Именно в этот момент, т. е. когда юридическая оценка сумасшествия становится предварительным условием изоляции, и зарождается психиатрия с ее заявкой на обращение с безумным как с человеческим существом; родоначальником ее стал Пинель. Но то, что он и его современники будут ощущать как открытие, сделанное филантропией и наукой, по существу, является лишь примирением раздвоенного сознания XVIII века. Упорядочить систему изоляции общественного человека путем поражения в правах правового субъекта — значит впервые признать сумасшедшего человека одновременно и недееспособным, и безумным; его странности, непосредственно воспринимаемые обществом, ограничивают, но не уничтожают полностью его юридическое существование. Тем самым примиряются и два применения медицины — то, при котором она стремится определить тонкие структуры ответственности и дееспособности, и то, что всего лишь помогает привести в действие вынесенный обществом приговор — изоляцию.
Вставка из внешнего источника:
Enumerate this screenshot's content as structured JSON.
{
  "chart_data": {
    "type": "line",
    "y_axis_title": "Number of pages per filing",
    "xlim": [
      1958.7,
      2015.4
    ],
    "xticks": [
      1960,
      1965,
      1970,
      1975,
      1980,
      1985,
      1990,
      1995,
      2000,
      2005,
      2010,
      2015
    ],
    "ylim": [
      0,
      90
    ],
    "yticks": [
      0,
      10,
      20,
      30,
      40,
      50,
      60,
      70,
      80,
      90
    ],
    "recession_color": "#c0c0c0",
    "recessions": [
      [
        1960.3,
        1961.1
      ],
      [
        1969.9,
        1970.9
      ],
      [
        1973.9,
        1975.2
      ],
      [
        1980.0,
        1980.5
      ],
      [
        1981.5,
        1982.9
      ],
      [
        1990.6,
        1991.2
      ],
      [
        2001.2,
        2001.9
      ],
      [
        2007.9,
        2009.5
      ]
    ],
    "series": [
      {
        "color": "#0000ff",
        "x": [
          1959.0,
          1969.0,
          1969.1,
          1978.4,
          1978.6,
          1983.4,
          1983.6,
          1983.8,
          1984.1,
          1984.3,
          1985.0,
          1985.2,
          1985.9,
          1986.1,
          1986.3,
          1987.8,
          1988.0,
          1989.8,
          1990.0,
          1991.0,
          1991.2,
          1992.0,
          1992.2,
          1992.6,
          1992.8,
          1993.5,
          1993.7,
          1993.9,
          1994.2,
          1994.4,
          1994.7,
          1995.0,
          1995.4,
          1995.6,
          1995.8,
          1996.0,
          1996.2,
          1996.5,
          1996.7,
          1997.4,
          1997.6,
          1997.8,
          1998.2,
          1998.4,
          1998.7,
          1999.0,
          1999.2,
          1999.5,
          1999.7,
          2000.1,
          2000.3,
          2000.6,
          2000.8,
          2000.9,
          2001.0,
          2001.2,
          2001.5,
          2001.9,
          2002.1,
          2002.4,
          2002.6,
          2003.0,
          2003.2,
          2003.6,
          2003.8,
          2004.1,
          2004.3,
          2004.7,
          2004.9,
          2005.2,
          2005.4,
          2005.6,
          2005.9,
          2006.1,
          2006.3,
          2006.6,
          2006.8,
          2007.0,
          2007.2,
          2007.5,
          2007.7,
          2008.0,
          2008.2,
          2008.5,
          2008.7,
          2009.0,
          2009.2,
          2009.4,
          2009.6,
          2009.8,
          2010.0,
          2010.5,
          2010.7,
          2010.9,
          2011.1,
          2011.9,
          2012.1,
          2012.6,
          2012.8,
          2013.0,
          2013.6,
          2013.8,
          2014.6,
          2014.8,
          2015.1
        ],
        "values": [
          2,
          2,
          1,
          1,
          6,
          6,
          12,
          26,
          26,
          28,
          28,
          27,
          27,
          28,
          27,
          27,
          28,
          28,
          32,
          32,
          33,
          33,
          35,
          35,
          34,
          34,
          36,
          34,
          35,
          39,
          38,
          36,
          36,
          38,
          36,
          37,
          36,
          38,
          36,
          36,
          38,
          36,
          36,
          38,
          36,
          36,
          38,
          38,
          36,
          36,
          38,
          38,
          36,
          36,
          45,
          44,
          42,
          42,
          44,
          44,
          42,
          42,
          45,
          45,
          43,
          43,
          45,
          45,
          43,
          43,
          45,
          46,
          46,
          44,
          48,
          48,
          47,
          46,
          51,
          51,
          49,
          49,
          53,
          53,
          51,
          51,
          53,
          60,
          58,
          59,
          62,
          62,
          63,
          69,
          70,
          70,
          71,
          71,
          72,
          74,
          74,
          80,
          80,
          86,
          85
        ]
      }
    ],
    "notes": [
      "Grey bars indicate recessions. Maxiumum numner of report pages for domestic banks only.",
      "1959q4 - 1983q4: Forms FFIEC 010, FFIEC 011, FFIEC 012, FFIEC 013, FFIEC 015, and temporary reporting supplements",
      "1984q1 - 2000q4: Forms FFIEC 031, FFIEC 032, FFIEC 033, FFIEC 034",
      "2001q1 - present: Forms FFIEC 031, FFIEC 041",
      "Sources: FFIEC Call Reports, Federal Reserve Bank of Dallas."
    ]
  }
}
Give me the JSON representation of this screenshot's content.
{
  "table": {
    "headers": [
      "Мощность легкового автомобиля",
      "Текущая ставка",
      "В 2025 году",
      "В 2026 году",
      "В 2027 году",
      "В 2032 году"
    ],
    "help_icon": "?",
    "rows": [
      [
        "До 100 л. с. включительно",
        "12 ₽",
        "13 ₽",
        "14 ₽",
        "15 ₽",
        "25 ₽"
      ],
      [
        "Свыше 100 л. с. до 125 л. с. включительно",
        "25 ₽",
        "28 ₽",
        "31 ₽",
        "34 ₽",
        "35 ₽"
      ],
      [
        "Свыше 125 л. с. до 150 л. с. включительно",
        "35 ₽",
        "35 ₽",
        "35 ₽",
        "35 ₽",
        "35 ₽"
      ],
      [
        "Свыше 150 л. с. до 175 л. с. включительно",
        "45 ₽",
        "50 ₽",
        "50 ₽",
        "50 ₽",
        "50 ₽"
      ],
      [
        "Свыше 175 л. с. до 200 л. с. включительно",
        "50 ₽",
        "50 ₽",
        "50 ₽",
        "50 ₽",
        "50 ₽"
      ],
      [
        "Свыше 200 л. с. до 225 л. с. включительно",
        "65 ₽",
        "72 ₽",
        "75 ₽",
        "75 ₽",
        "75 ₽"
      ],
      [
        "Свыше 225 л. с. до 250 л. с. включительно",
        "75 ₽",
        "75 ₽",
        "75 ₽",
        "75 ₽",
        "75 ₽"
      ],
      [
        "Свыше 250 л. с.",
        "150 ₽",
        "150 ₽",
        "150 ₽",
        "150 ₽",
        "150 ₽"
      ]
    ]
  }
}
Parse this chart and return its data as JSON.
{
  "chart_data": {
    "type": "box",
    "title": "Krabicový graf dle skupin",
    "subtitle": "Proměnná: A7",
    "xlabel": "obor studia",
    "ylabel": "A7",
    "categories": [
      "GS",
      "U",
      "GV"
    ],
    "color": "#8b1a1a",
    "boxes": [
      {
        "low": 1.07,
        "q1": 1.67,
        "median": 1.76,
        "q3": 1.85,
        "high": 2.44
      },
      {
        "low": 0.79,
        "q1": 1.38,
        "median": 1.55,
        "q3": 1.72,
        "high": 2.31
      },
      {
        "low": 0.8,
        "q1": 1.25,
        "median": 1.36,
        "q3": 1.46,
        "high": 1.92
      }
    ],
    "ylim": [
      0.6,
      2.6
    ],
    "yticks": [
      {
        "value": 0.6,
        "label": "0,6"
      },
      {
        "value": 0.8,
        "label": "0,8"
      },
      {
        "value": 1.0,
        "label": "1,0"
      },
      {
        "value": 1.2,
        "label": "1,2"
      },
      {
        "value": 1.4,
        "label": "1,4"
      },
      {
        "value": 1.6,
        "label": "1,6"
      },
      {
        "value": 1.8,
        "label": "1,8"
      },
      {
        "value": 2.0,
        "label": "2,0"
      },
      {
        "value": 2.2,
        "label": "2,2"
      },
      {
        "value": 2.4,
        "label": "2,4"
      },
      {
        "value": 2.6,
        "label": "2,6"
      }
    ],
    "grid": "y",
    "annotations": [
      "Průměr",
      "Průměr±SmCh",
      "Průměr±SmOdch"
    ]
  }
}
Все это имеет первостепенное значение для последующего развития медицины душевных болезней. По сути, принятая ею “позитивная” форма представляет собой не что иное, как взаимоналожение двух типов опыта, которые эпоха классицизма располагала рядом, но никогда не объединяла окончательно: того социального, нормативного и дихотомического опыта безумия, который вращается исключительно вокруг императива изоляции и находит выражение в простых формулах типа “да — нет”, “безобидный — опасный”, “подлежит изоляции — не подлежит изоляции”; и того юридического, качественного, тонко дифференцированного опыта, который особо восприимчив к проблематике границ и степеней сумасшествия и стремится отыскать его многообразные лики во всех сферах деятельности субъекта. Психопатология XIX в. (да и наша, наверное, тоже) полагает, будто ее место и те меры, которые она принимает, обусловлены соотношением с homo naturae, иными словами, с нормальным человеком, который предшествует как данность любому опыту болезни. На самом деле такой “нормальный человек” — мыслительный конструкт; если и есть у него какое-то место, то искать его следует отнюдь не в пространстве природы, но внутри той системы, которая строится на отождествлении socius, человека общественного, с правовым субъектом; а следовательно, безумец признается таковым не в силу болезни, переместившей его на периферию нормы, но потому, что наша культура отвела ему место в точке пересечения общественного приговора об изоляции и юридического знания, определяющего дееспособность правовых субъектов. Только тогда, когда прочно утвердился синтез этих начал, стала возможной “позитивная” наука о душевных болезнях и все те гуманные чувства, благодаря которым безумец был поднят до уровня человеческого существа. Синтез этот — в некотором смысле априорная конкретная основа всей нашей психопатологии с ее претензией на научность.